Results: Neuropathic wounds are the most frequent type of wounds (71.7%). Diabetic ulcer affected 40% of patients while 16.6% of patients had undergone amputation. Callus and footwear affected about one third of wounds (35.9% and 32.4%, respectively). Heat was the cause for ulcers in 15.2% of cases. Dorsal infections were more frequent than planter infections (54.5% vs. 45.5%, respectively). Almost three-fourths of wounds were infected (72.4%). Toe deformity was the most frequent deformity (80.6%), followed by pes cavus (57.9%). Texas classification (B) was the most frequent (69%), followed by A (28.3%), while Texas Grade (I) was the most frequent (64.8%). The duration of healing of 48.3% was more than two months. The mean duration of healing was 100.2± 110.3 days. Off-loading was practiced by 50.3% of patients. The wound size in about two thirds of patients was less than 5cm2, while the wounds of 13.8% of patients were more than 10cm2. Rate of healing of more than three-fourths of patients' wounds was very slow, i.e., less than 1 cm2/week. Duration of wound healing is not significantly dependent upon the initial wound size at presentation. Mean rate of healing (cm2/week) is significantly dependent upon type of diabetes, being significantly slower among type 2 diabetics (p=0.01). It did not differ significantly according to level of diabetes control or site of wound. Mean rate of wound healing (cm2/week) was significantly delayed among patients with history of ulcer or amputation (p0.012 andp=0.017, respec-tively). Off-loading significantly improved the rate of wound healing (p=0.013). There was a significant negative correlation between age of diabetic patient and the rate of wound healing (r=-0.201, p=0.015) and a significant negative correlation between duration of diabetes and the rate of wound healing (r=-0.256, /;0.002) and a negative, non-significant correlation existed between level of glycosylated hemoglobin of diabetic patients and the rate of wound healing (r=-0.128, p=0.126).
Conclusions: Rate of ulcer healing among diabetics is very slow, which is significantly dependent upon type of diabetes, being significantly slower among type 2 diabetics.

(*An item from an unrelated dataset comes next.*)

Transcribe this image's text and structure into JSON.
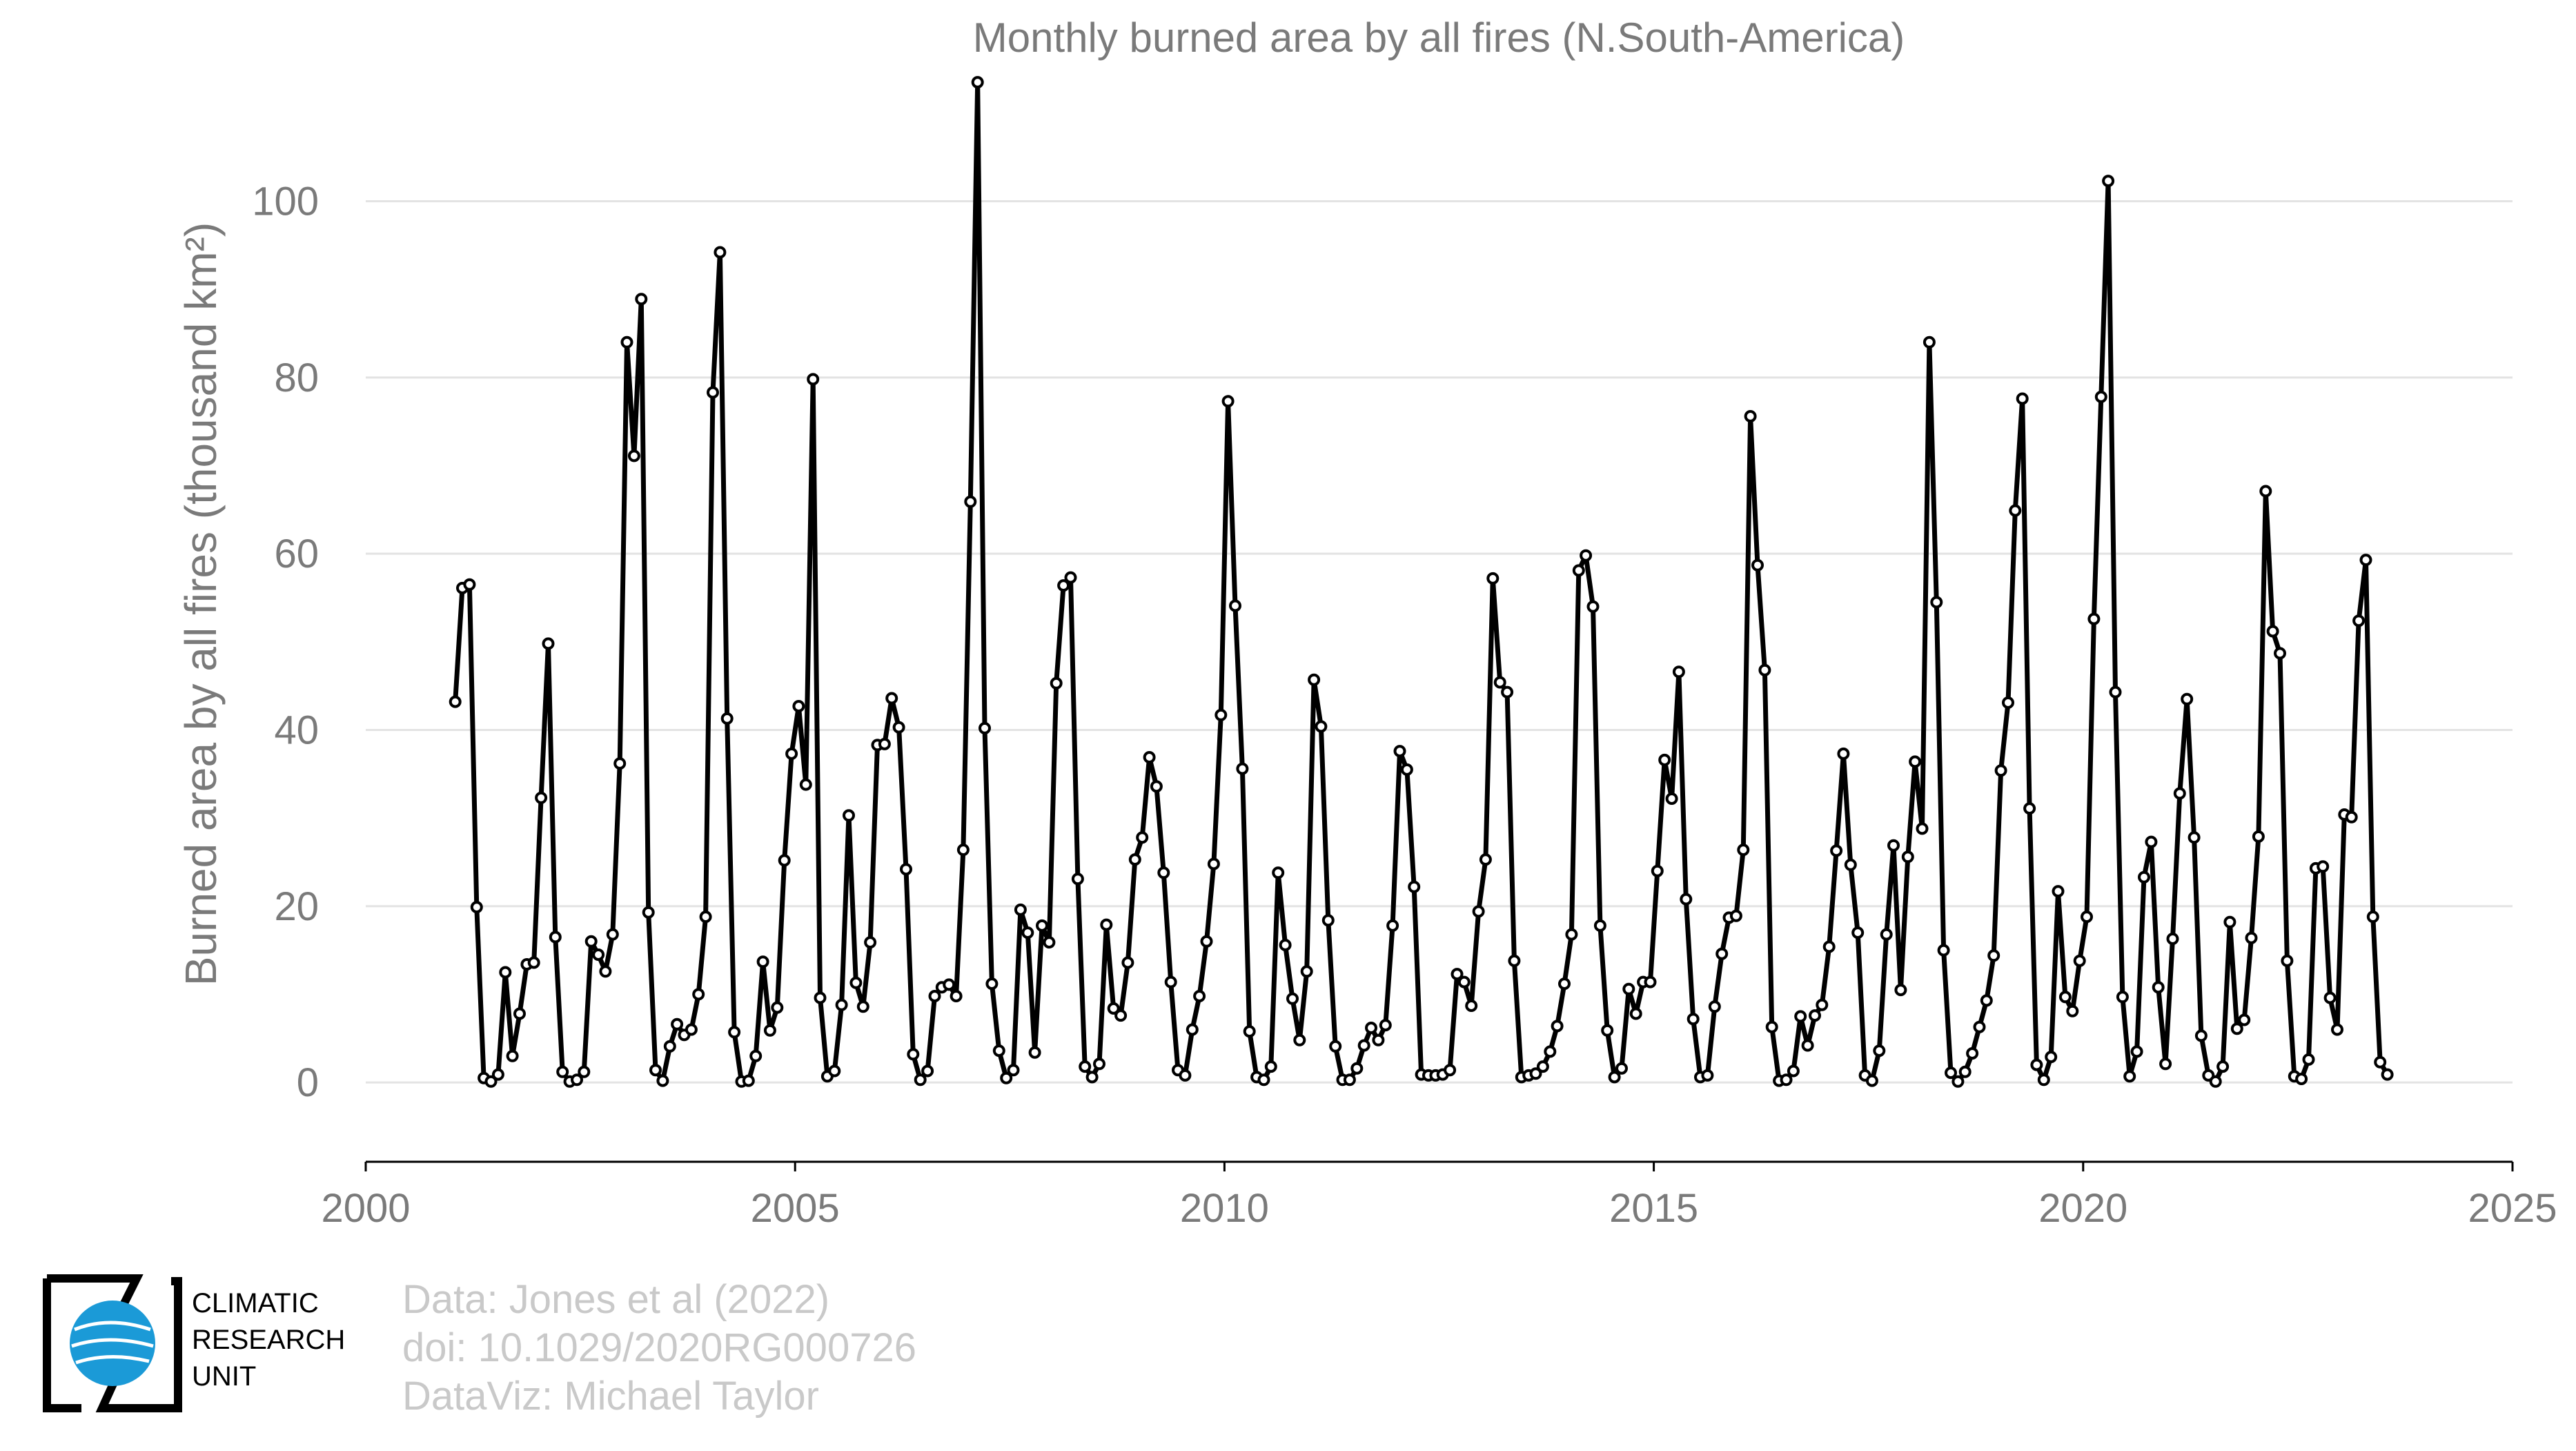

There is a significant negative correlation between rate of wound healing with both age of diabetic patient and duration of diabetes. Rate of wound healing is significantly delayed among patients with history of ulcer or amputation. Off-loading significantly improves the rate of wound healing. Rate of wound healing does not differ significantly according to level of glycemic control.
Recommendations: The present study recommends that better glycemic control of diabetic patients with foot ulcers needs to be emphasized. Since rate of ulcer healing among diabetics is very slow, the application of preventive strategies for foot ulceration is crucial. Special health care should be specially provided to patients with risk factors of delayed wound healing. Off-loading is highly recommended for patients with diabetic foot ulcers.